Some say that ever ’gainst that season comes
Wherein our Saviour’s birth is celebrated,
The bird of dawning singeth all night long:
And then, they say, no spirit dare stir abroad,
The nights are wholesome, then no planets strike,
No fairy takes, nor witch hath power to charm;
So hallowed and so gracious is the time.[167]

The GOOSE, so frequently alluded to in the Plays, usually appears there as the recognised symbol of human stupidity and cowardice. How far this character, if really deserved by the bird, is the result of domestication and association with man for many centuries, is a question for ornithological psychologists. There can be no doubt that the wild-goose does not deserve the reputation attributed to his degenerate kinsman in the farm-yard. Shakespeare was aware how active and vigilant that bird was among the fens which it haunted. He refers to the sudden uprise and flight of

The wild geese that the creeping fowler eye,[168]

and to the autumnal movement of these fowl to the larger waters, a fact known even to Lear’s fool, who remarks:

The winter’s not gone yet if the wild geese fly that way.[169]

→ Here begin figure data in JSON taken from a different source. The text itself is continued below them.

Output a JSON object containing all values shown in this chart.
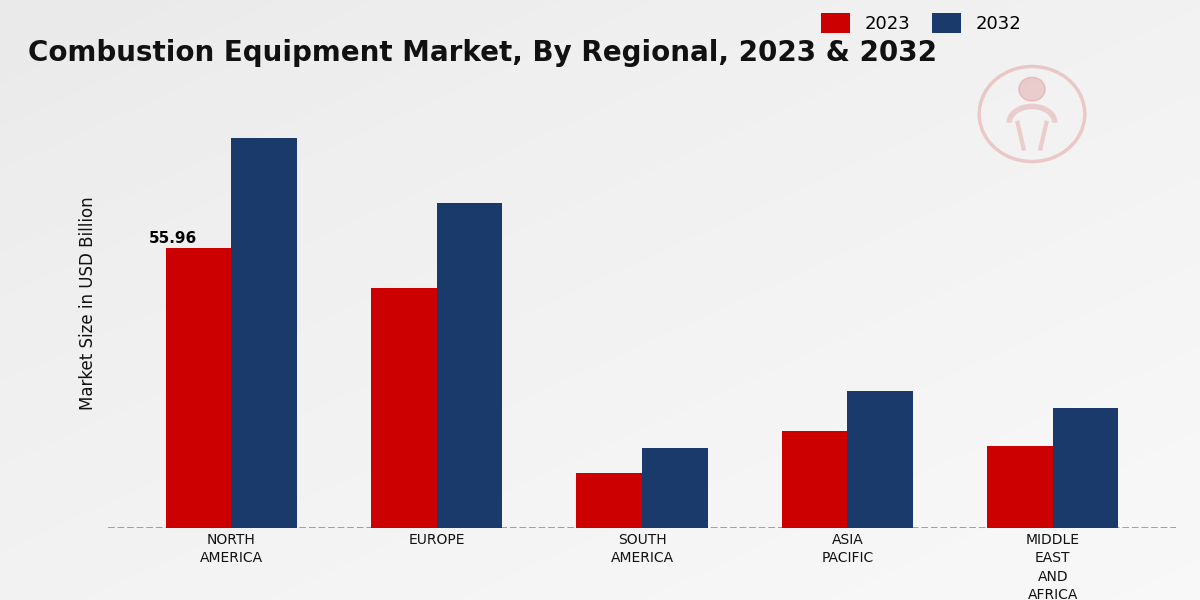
{
  "title": "Combustion Equipment Market, By Regional, 2023 & 2032",
  "ylabel": "Market Size in USD Billion",
  "categories": [
    "NORTH\nAMERICA",
    "EUROPE",
    "SOUTH\nAMERICA",
    "ASIA\nPACIFIC",
    "MIDDLE\nEAST\nAND\nAFRICA"
  ],
  "values_2023": [
    55.96,
    48.0,
    11.0,
    19.5,
    16.5
  ],
  "values_2032": [
    78.0,
    65.0,
    16.0,
    27.5,
    24.0
  ],
  "bar_color_2023": "#cc0000",
  "bar_color_2032": "#1a3a6b",
  "annotation_label": "55.96",
  "bar_width": 0.32,
  "ylim": [
    0,
    90
  ],
  "title_fontsize": 20,
  "legend_fontsize": 13,
  "axis_label_fontsize": 12,
  "tick_label_fontsize": 10,
  "bg_color_light": "#e8e8e8",
  "bg_color_dark": "#c8c8c8",
  "bottom_bar_color": "#cc0000",
  "bottom_bar_height": 12
}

The rapidity with which these birds disappear when they take wing was likewise familiar knowledge. The melancholy Jaques claims that if a man whom he censures does not deserve reproof,

Why then my taxing, like a wild goose, flies,
Unclaim’d of any man.[170]

The difficulty of circumventing the bird is conveyed in the proverbial expression “a wild-goose chase,” which was well known in the time of Elizabeth. Mercutio retorts to Romeo:

Nay, if thy wits run the wild-goose chase, I have done; for thou hast more of the wild-goose in one of thy wits than, I am sure, I have in my whole five.[171]